How to extract a piece of text occurring before a certain type of formatting in html?
Hi community
Beginner here, I've tried my best to figure it out but unfortunately haven't cracked the case.
I have a piece of software that outputs text in html with certain words in red. I need to get a document full of the immediately preceding word to all red words.
For example, I need to get this word and also that word as output.
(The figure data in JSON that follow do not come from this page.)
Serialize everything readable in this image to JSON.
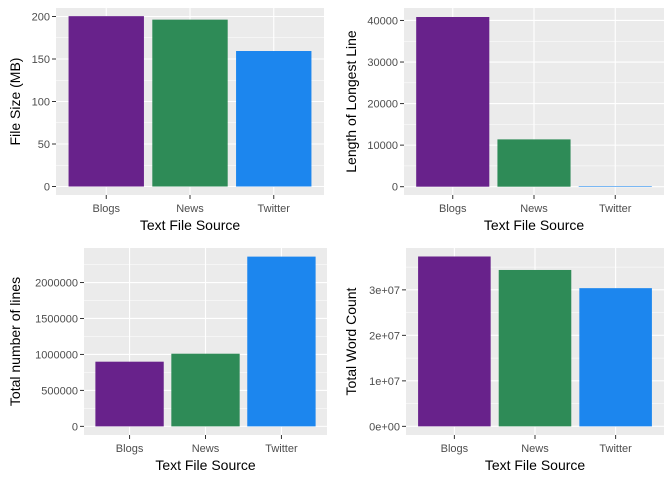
{
  "colors": {
    "panel_bg": "#EBEBEB",
    "grid_major": "#FFFFFF",
    "bar_colors": [
      "#68228B",
      "#2E8B57",
      "#1C86EE"
    ]
  },
  "chart_data": [
    {
      "type": "bar",
      "categories": [
        "Blogs",
        "News",
        "Twitter"
      ],
      "values": [
        200.4,
        196.3,
        159.4
      ],
      "xlabel": "Text File Source",
      "ylabel": "File Size (MB)",
      "ylim": [
        -10,
        210
      ],
      "yticks": [
        0,
        50,
        100,
        150,
        200
      ],
      "ytick_labels": [
        "0",
        "50",
        "100",
        "150",
        "200"
      ],
      "grid": true
    },
    {
      "type": "bar",
      "categories": [
        "Blogs",
        "News",
        "Twitter"
      ],
      "values": [
        40833,
        11384,
        140
      ],
      "xlabel": "Text File Source",
      "ylabel": "Length of Longest Line",
      "ylim": [
        -2000,
        43000
      ],
      "yticks": [
        0,
        10000,
        20000,
        30000,
        40000
      ],
      "ytick_labels": [
        "0",
        "10000",
        "20000",
        "30000",
        "40000"
      ],
      "grid": true
    },
    {
      "type": "bar",
      "categories": [
        "Blogs",
        "News",
        "Twitter"
      ],
      "values": [
        899288,
        1010242,
        2360148
      ],
      "xlabel": "Text File Source",
      "ylabel": "Total number of lines",
      "ylim": [
        -120000,
        2480000
      ],
      "yticks": [
        0,
        500000,
        1000000,
        1500000,
        2000000
      ],
      "ytick_labels": [
        "0",
        "500000",
        "1000000",
        "1500000",
        "2000000"
      ],
      "grid": true
    },
    {
      "type": "bar",
      "categories": [
        "Blogs",
        "News",
        "Twitter"
      ],
      "values": [
        37334131,
        34372530,
        30373583
      ],
      "xlabel": "Text File Source",
      "ylabel": "Total Word Count",
      "ylim": [
        -1900000,
        39200000
      ],
      "yticks": [
        0,
        10000000,
        20000000,
        30000000
      ],
      "ytick_labels": [
        "0e+00",
        "1e+07",
        "2e+07",
        "3e+07"
      ],
      "grid": true
    }
  ]
}
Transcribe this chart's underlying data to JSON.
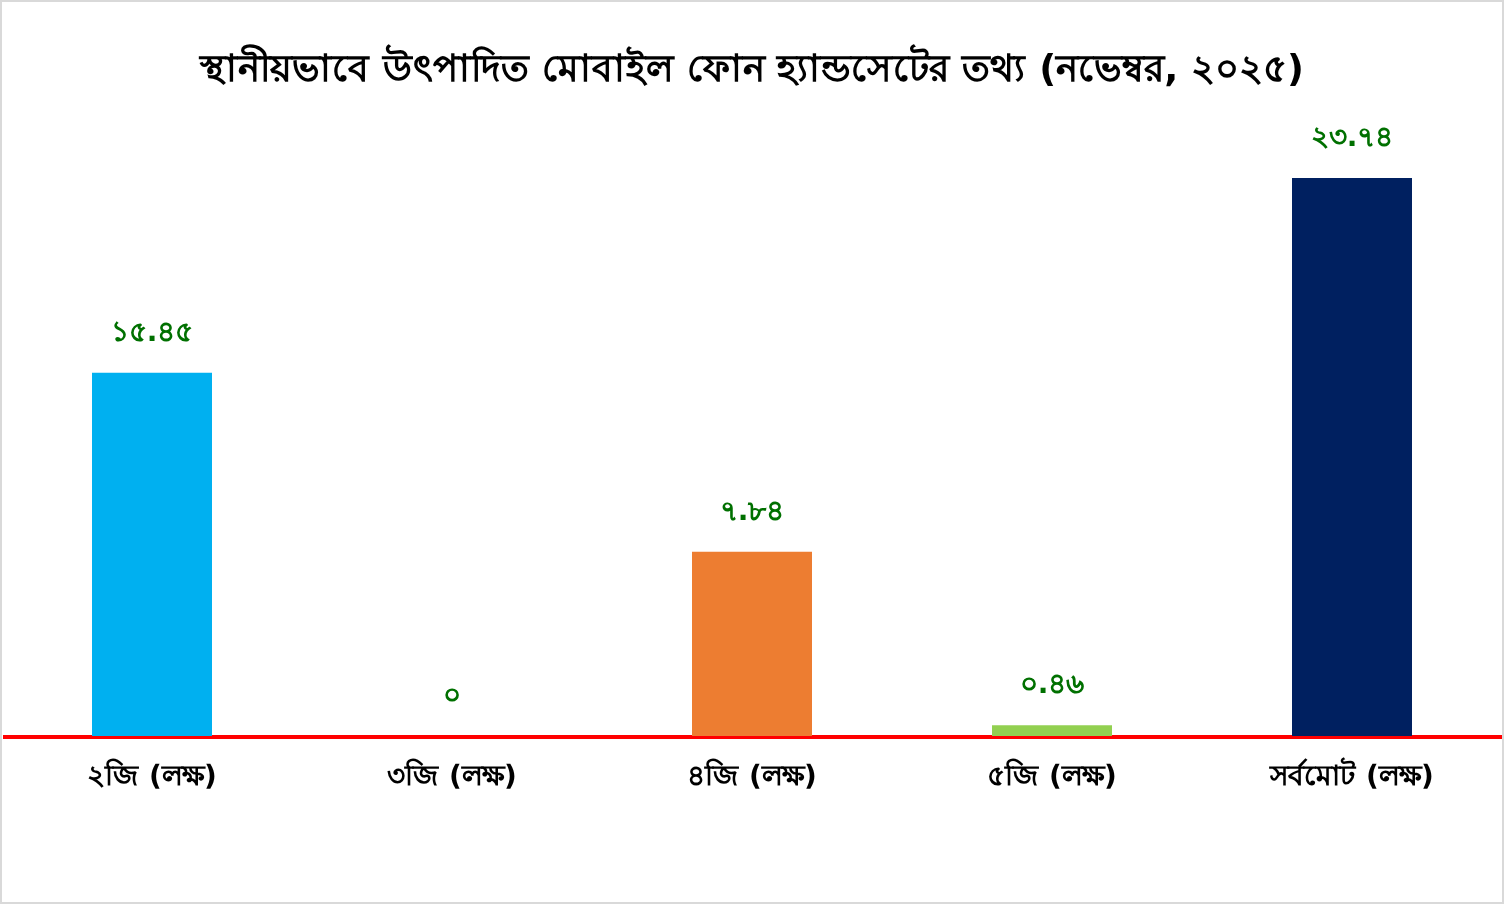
{
  "chart_data": {
    "type": "bar",
    "title": "স্থানীয়ভাবে উৎপাদিত মোবাইল ফোন হ্যান্ডসেটের তথ্য (নভেম্বর, ২০২৫)",
    "categories": [
      "২জি (লক্ষ)",
      "৩জি (লক্ষ)",
      "৪জি (লক্ষ)",
      "৫জি (লক্ষ)",
      "সর্বমোট (লক্ষ)"
    ],
    "values": [
      15.45,
      0,
      7.84,
      0.46,
      23.74
    ],
    "value_labels": [
      "১৫.৪৫",
      "০",
      "৭.৮৪",
      "০.৪৬",
      "২৩.৭৪"
    ],
    "colors": [
      "#00b0f0",
      "#a5a5a5",
      "#ed7d31",
      "#92d050",
      "#002060"
    ]
  }
}
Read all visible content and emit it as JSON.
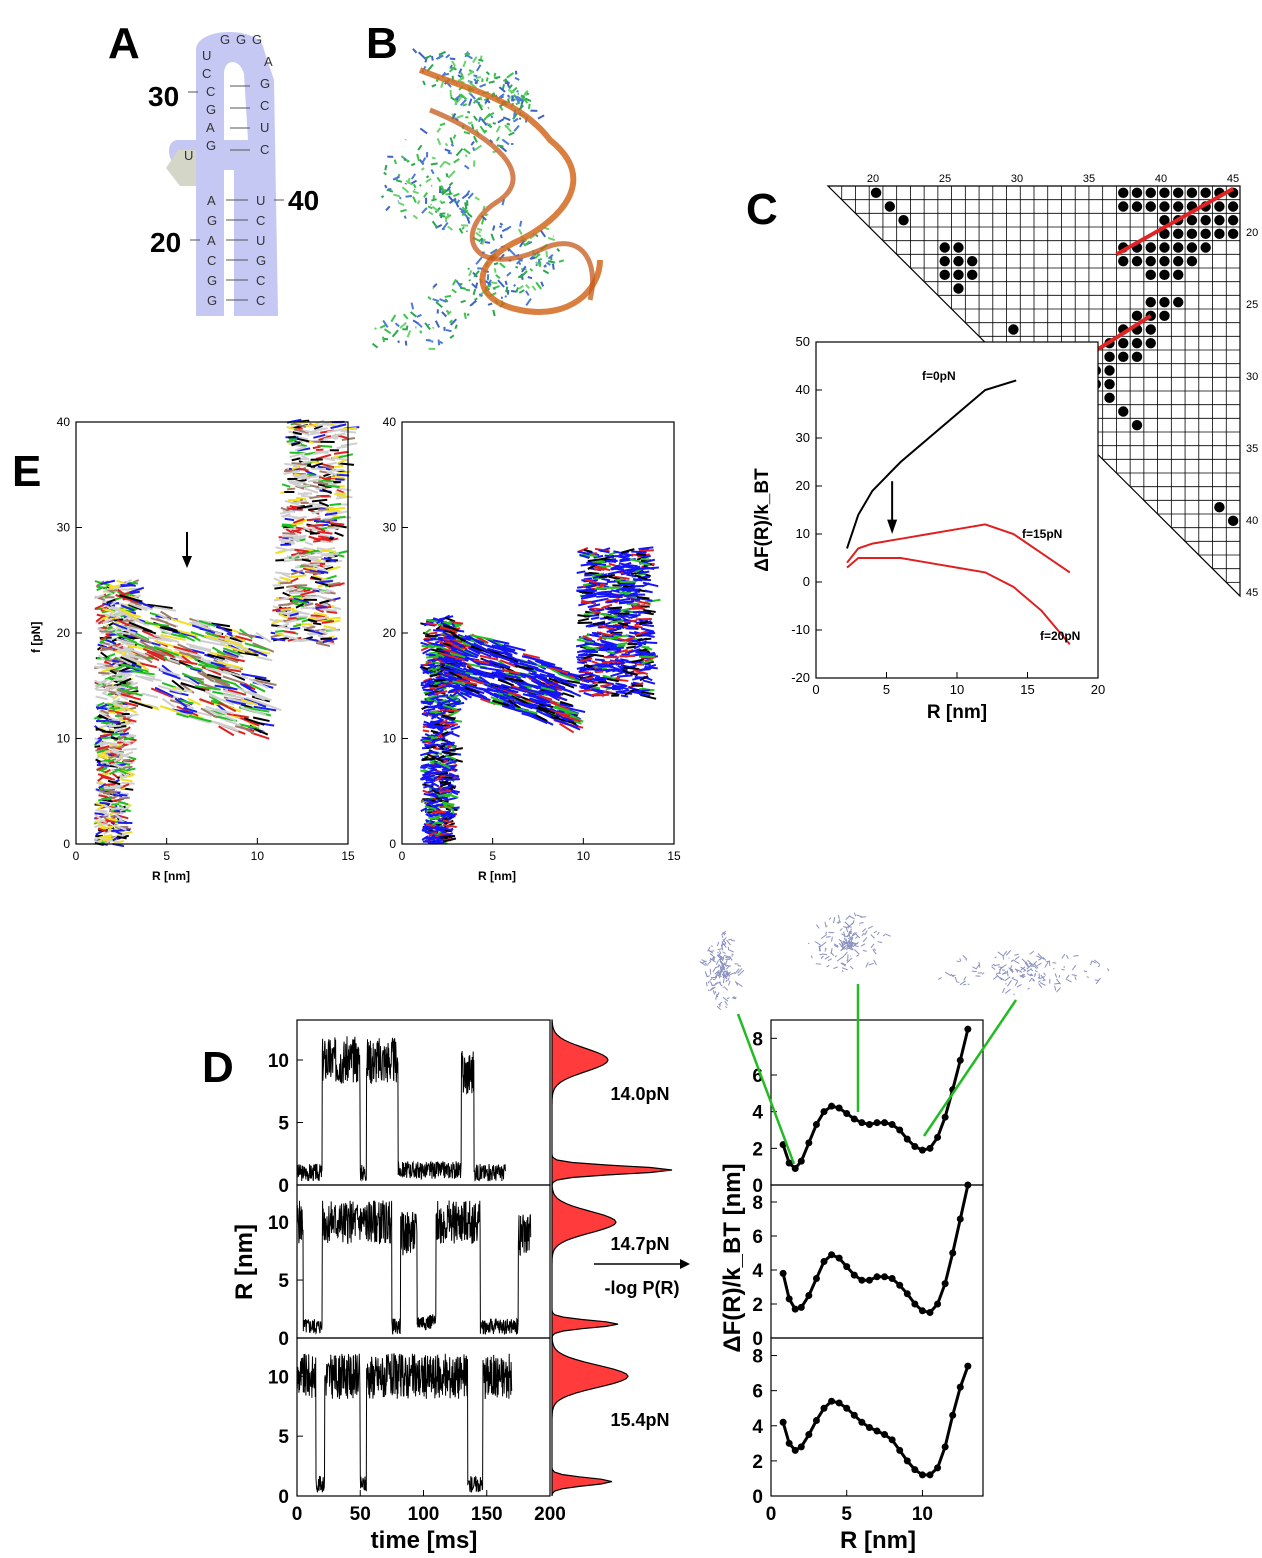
{
  "panels": {
    "a": {
      "letter": "A",
      "position_labels": [
        "30",
        "40",
        "20"
      ],
      "left_strand_top": [
        "U",
        "C",
        "C",
        "G",
        "A",
        "G"
      ],
      "loop": [
        "G",
        "G",
        "G"
      ],
      "right_strand_top": [
        "A",
        "G",
        "C",
        "U",
        "C"
      ],
      "bulge": "U",
      "left_strand_bottom": [
        "A",
        "G",
        "A",
        "C",
        "G",
        "G"
      ],
      "right_strand_bottom": [
        "U",
        "C",
        "U",
        "G",
        "C",
        "C"
      ],
      "colors": {
        "backbone": "#c4c8f3",
        "bulge": "#d4d6c8"
      }
    },
    "b": {
      "letter": "B"
    },
    "c": {
      "letter": "C",
      "top_ticks": [
        "20",
        "25",
        "30",
        "35",
        "40",
        "45"
      ],
      "right_ticks": [
        "20",
        "25",
        "30",
        "35",
        "40",
        "45"
      ]
    },
    "d": {
      "letter": "D",
      "forces": [
        "14.0pN",
        "14.7pN",
        "15.4pN"
      ],
      "arrow_label": "-log P(R)",
      "left_ylabel": "R [nm]",
      "left_xlabel": "time [ms]",
      "left_xticks": [
        "0",
        "50",
        "100",
        "150",
        "200"
      ],
      "left_yticks": [
        "0",
        "5",
        "10"
      ],
      "right_ylabel": "ΔF(R)/k_BT [nm]",
      "right_xlabel": "R [nm]",
      "right_xticks": [
        "0",
        "5",
        "10"
      ],
      "right_yticks": [
        "0",
        "2",
        "4",
        "6",
        "8"
      ]
    },
    "e": {
      "letter": "E",
      "ylabel": "f [pN]",
      "xlabel": "R [nm]",
      "xticks": [
        "0",
        "5",
        "10",
        "15"
      ],
      "yticks": [
        "0",
        "10",
        "20",
        "30",
        "40"
      ]
    }
  },
  "chart_data": [
    {
      "type": "line",
      "panel": "C-inset",
      "xlabel": "R [nm]",
      "ylabel": "ΔF(R)/k_BT",
      "xlim": [
        0,
        20
      ],
      "ylim": [
        -20,
        50
      ],
      "xticks": [
        "0",
        "5",
        "10",
        "15",
        "20"
      ],
      "yticks": [
        "-20",
        "-10",
        "0",
        "10",
        "20",
        "30",
        "40",
        "50"
      ],
      "series": [
        {
          "name": "f=0pN",
          "color": "#000000",
          "x": [
            2.2,
            3,
            4,
            5,
            6,
            8,
            10,
            12,
            14.2
          ],
          "y": [
            7,
            14,
            19,
            22,
            25,
            30,
            35,
            40,
            42
          ]
        },
        {
          "name": "f=15pN",
          "color": "#e02020",
          "x": [
            2.2,
            3,
            4,
            6,
            8,
            10,
            12,
            14,
            16,
            18
          ],
          "y": [
            4,
            7,
            8,
            9,
            10,
            11,
            12,
            10,
            6,
            2
          ]
        },
        {
          "name": "f=20pN",
          "color": "#e02020",
          "x": [
            2.2,
            3,
            4,
            6,
            8,
            10,
            12,
            14,
            16,
            18
          ],
          "y": [
            3,
            5,
            5,
            5,
            4,
            3,
            2,
            -1,
            -6,
            -13
          ]
        }
      ]
    },
    {
      "type": "line",
      "panel": "D-right",
      "xlabel": "R [nm]",
      "series": [
        {
          "name": "14.0pN",
          "x": [
            0.8,
            1.2,
            1.6,
            2.0,
            2.5,
            3.0,
            3.5,
            4.0,
            4.5,
            5.0,
            5.5,
            6.0,
            6.5,
            7.0,
            7.5,
            8.0,
            8.5,
            9.0,
            9.5,
            10.0,
            10.5,
            11.0,
            11.5,
            12.0,
            12.5,
            13.0
          ],
          "y": [
            2.2,
            1.2,
            0.9,
            1.3,
            2.3,
            3.3,
            4.0,
            4.3,
            4.2,
            3.9,
            3.6,
            3.4,
            3.3,
            3.4,
            3.4,
            3.3,
            3.0,
            2.5,
            2.1,
            1.9,
            2.0,
            2.6,
            3.7,
            5.2,
            6.8,
            8.5
          ]
        },
        {
          "name": "14.7pN",
          "x": [
            0.8,
            1.2,
            1.6,
            2.0,
            2.5,
            3.0,
            3.5,
            4.0,
            4.5,
            5.0,
            5.5,
            6.0,
            6.5,
            7.0,
            7.5,
            8.0,
            8.5,
            9.0,
            9.5,
            10.0,
            10.5,
            11.0,
            11.5,
            12.0,
            12.5,
            13.0
          ],
          "y": [
            3.8,
            2.3,
            1.7,
            1.8,
            2.5,
            3.5,
            4.5,
            4.9,
            4.7,
            4.2,
            3.7,
            3.4,
            3.4,
            3.6,
            3.6,
            3.5,
            3.1,
            2.6,
            2.0,
            1.6,
            1.5,
            2.0,
            3.2,
            5.0,
            7.0,
            9.0
          ]
        },
        {
          "name": "15.4pN",
          "x": [
            0.8,
            1.2,
            1.6,
            2.0,
            2.5,
            3.0,
            3.5,
            4.0,
            4.5,
            5.0,
            5.5,
            6.0,
            6.5,
            7.0,
            7.5,
            8.0,
            8.5,
            9.0,
            9.5,
            10.0,
            10.5,
            11.0,
            11.5,
            12.0,
            12.5,
            13.0
          ],
          "y": [
            4.2,
            3.0,
            2.6,
            2.8,
            3.5,
            4.3,
            5.0,
            5.4,
            5.3,
            5.0,
            4.6,
            4.2,
            3.9,
            3.7,
            3.5,
            3.2,
            2.6,
            2.0,
            1.5,
            1.2,
            1.2,
            1.6,
            2.8,
            4.6,
            6.2,
            7.4
          ]
        }
      ]
    }
  ]
}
Here is an example extract of the software output:
<span class=span-black><span lang=EN-ZA style='font-size:10.0pt;line-height:107%;
font-family:"FreeSans",serif;color:#4E4E4A'>substantial</span></span><span
class=apple-converted-space><span lang=EN-ZA style='font-size:10.0pt;
line-height:107%;font-family:"FreeSans",serif;color:#4E4E4A'> </span></span><span
class=span-red><span lang=EN-ZA style='font-size:10.0pt;line-height:107%;
font-family:"FreeSansBold",serif;color:#E74E31'>challenges</span></span><span
class=apple-converted-space><span lang=EN-ZA style='font-size:10.0pt;
line-height:107%;font-family:"FreeSans",serif;color:#4E4E4A'> </span></span><span
class=span-black><span lang=EN-ZA style='font-size:10.0pt;line-height:107%;
font-family:"FreeSans",serif;color:#4E4E4A'>in</span></span>
As you can see, it is quite messy (a random in between each word).
In this extract, challenges is the flagged word and I need to output substantial. In a document there are a few hundred red words.
Is there any way I can accomplish this in RapidMiner? I've tried using Cut Document, Documents to Data. Also the Rosette Text Analytics and Information-Extraction extensions, but I'm quite lost.
Thanks!